8. Enfin, le recourant est en possession de documents suffisants pour rentrer dans son pays ou, à tout le moins, est en mesure d'entreprendre toute démarche nécessaire auprès de la représentation de son pays d'origine en vue de l'obtention de documents de voyage lui permettant de quitter la Suisse. L'exécution du renvoi ne se heurte donc pas à des obstacles insurmontables d'ordre technique et s'avère également possible (cf. ATAF 2008/34 consid. 12).

9. Il s'ensuit que le recours doit être également rejeté en tant qu'il conteste la décision de renvoi et l'exécution de cette mesure.

10. La demande d'assistance judiciaire partielle ayant été admise par décision incidente du 19 décembre 2016, il n'est pas perçu de frais de procédure. (dispositif : page suivante)

Erwägungen (30 Absätze)

E. 1.1 Le Tribunal, en vertu de l'art. 31 LTAF, connaît des recours contre les décisions au sens de l'art. 5 PA prises par les autorités mentionnées à l'art. 33 LTAF. En particulier, les décisions rendues par le SEM concernant l'asile peuvent être contestées, par renvoi de l'art. 105 LAsi (RS 142.31), devant le Tribunal, lequel statue alors définitivement, sauf demande d'extradition déposée par l'Etat dont le requérant cherche à se protéger (art. 83 let. d ch. 1 LTF).

E. 1.2 Le recourant a qualité pour agir (art. 48 al. 1 PA). Présenté dans la forme (art. 52 al. 1 PA) et le délai (art. 108 al. 1 LAsi) prescrits par la loi, le recours est recevable.

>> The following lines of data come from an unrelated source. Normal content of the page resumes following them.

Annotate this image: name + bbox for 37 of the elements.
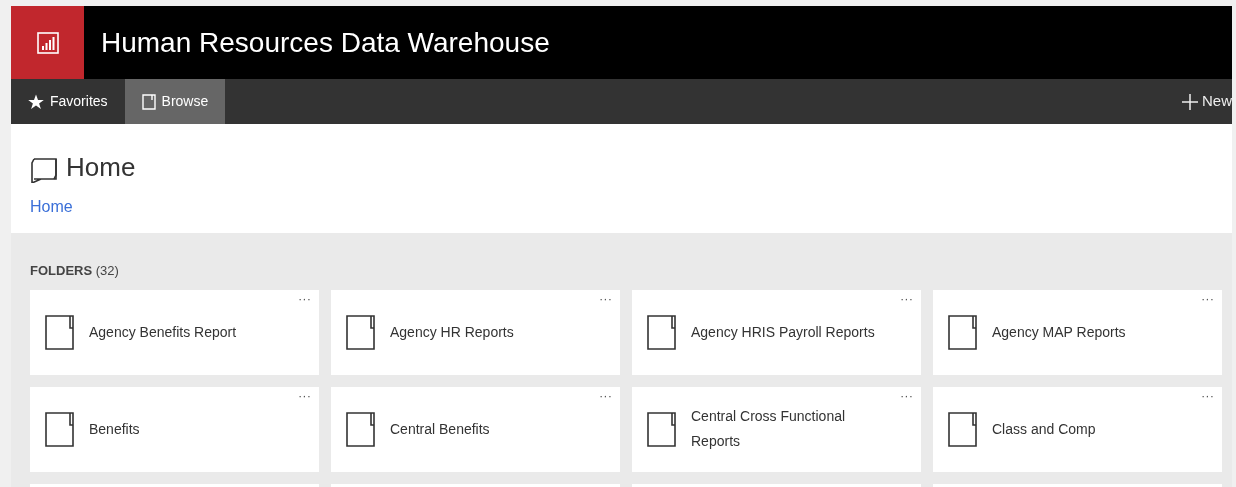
folder-card[interactable]: Agency HR Reports ··· [331,289,620,375]
folder-count: (32) [95,263,119,278]
section-heading: FOLDERS [30,263,93,278]
nav-tab[interactable]: Browse [124,79,226,124]
more-button[interactable]: ··· [900,289,913,308]
more-button[interactable]: ··· [599,386,612,405]
logo[interactable] [11,6,84,79]
folder-name: Agency HR Reports [390,322,514,342]
folder-card[interactable]: Agency Benefits Report ··· [30,289,319,375]
folder-name: Agency MAP Reports [992,322,1126,342]
folder-card[interactable]: Central Benefits ··· [331,386,620,472]
new-button[interactable]: New [1174,79,1232,124]
breadcrumb-link[interactable]: Home [30,195,1232,219]
page-title: Home [66,151,136,184]
folder-name: Benefits [89,419,140,439]
folder-name: Central Cross Functional Reports [691,407,847,451]
more-button[interactable]: ··· [298,289,311,308]
folder-card[interactable]: Agency HRIS Payroll Reports ··· [632,289,921,375]
app-title: Human Resources Data Warehouse [101,25,550,60]
star-icon [28,93,44,110]
more-button[interactable]: ··· [900,386,913,405]
folder-card[interactable]: Class and Comp ··· [933,386,1222,472]
folder-name: Central Benefits [390,419,490,439]
folder-card[interactable]: Benefits ··· [30,386,319,472]
folder-card[interactable]: Central Cross Functional Reports ··· [632,386,921,472]
document-icon [141,93,156,110]
folder-card[interactable]: Agency MAP Reports ··· [933,289,1222,375]
more-button[interactable]: ··· [1201,386,1214,405]
plus-icon [1182,93,1198,110]
more-button[interactable]: ··· [599,289,612,308]
folder-name: Agency Benefits Report [89,322,237,342]
nav-tab[interactable]: Favorites [11,79,125,124]
bar-chart-icon [36,31,59,54]
folder-name: Class and Comp [992,419,1096,439]
folder-name: Agency HRIS Payroll Reports [691,322,875,342]
more-button[interactable]: ··· [298,386,311,405]
more-button[interactable]: ··· [1201,289,1214,308]
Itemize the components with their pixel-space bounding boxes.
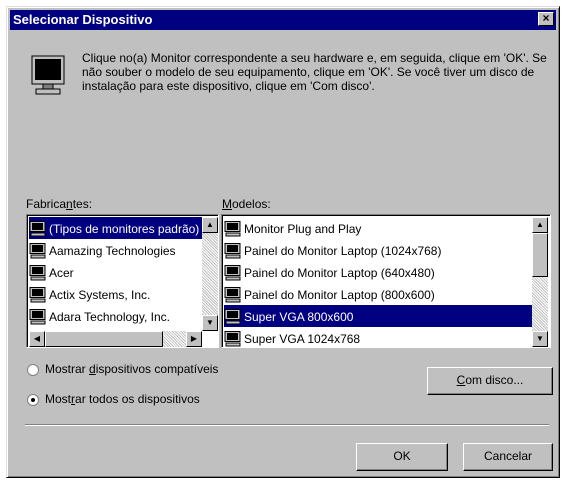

E. 2.1 Sont des réfugiés les personnes qui, dans leur Etat d'origine ou dans le pays de leur dernière résidence, sont exposées à de sérieux préjudices ou craignent à juste titre de l'être en raison de leur race, de leur religion, de leur nationalité, de leur appartenance à un groupe social déterminé ou de leurs opinions politiques. Sont notamment considérées comme de sérieux préjudices la mise en danger de la vie, de l'intégrité corporelle ou de la liberté, de même que les mesures qui entraînent une pression psychique insupportable. Il y a lieu de tenir compte des motifs de fuite spécifiques aux femmes (art. 3 al. 1 et 2 LAsi; cf. également ATAF 2007/31 consid. 5.2 5.6).

E. 2.2 Quiconque demande l'asile (requérant) doit prouver ou du moins rendre vraisemblable qu'il est un réfugié. La qualité de réfugié est vraisemblable lorsque l'autorité estime que celle-ci est hautement probable. Ne sont pas vraisemblables notamment les allégations qui, sur des points essentiels, ne sont pas suffisamment fondées, qui sont contradictoires, qui ne correspondent pas aux faits ou qui reposent de manière déterminante sur des moyens de preuve faux ou falsifiés (art. 7 LAsi).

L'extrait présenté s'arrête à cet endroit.